Google new algorithm — AlphaZero. He learned three games without human intervention
Google has released a new version of the DeepMind algorithm. Previously, he was a world champion at the game of go — AlphaGo beat the world’s strongest player with the score 3:0 in may 2017. Now it’s time for his heir called AlphaZero.
The algorithm cleared the leadership table in three disciplines: chess, go and Shogi (Japanese chess game). AlphaZero had worked out on their own, without human intervention. All preliminary matches went to 3 days, depending on the game. Using the principle of “reinforcement learning” algorithm conducted a test of the party, rewarding yourself for the moves that led to success. As the only introductory was the basic rules of the games, the creators of the project, certify, AlphaZero is completely free from human ideas about tactics and strategy.

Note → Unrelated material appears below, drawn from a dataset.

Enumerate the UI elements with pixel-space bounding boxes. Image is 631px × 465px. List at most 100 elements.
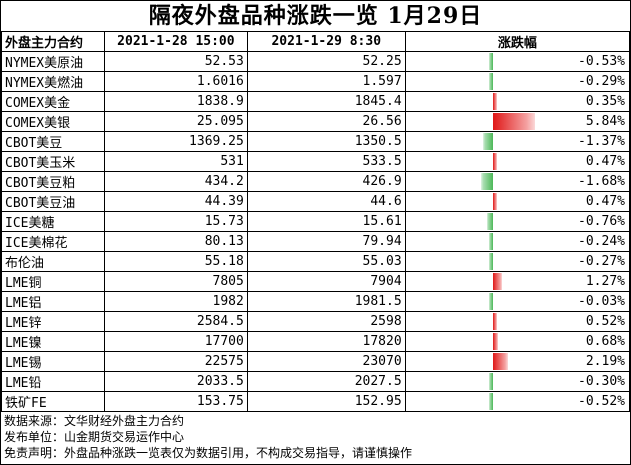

This had an impact on performance. According to the results of 1000 parties in every game, AlphaZero knocked out the victory from their computer opponents: software systems Stockfish and Elmo, as well as the previous version of DeepMind called AlphaZeroGo. The worst result when playing as black in chess. So the algorithm won just 2% of the vote, brought by 97.2% in a draw and lost 0.8% battles. The most convincing result of the game Shogi for black AlphaZero won 98.2% of meetings.
But as the researchers write success AlphaZero difficult to apply to the real world. His teaching methods work well only in strictly limited conditions with a finite number of modifiable parameters. Game rules — the perfect environment in this framework. In the real world, the algorithm is no clear application. Now researchers from Google are going to move on and train the algorithms for the game of poker, which is poorly to artificial intelligence because of the limited access to information.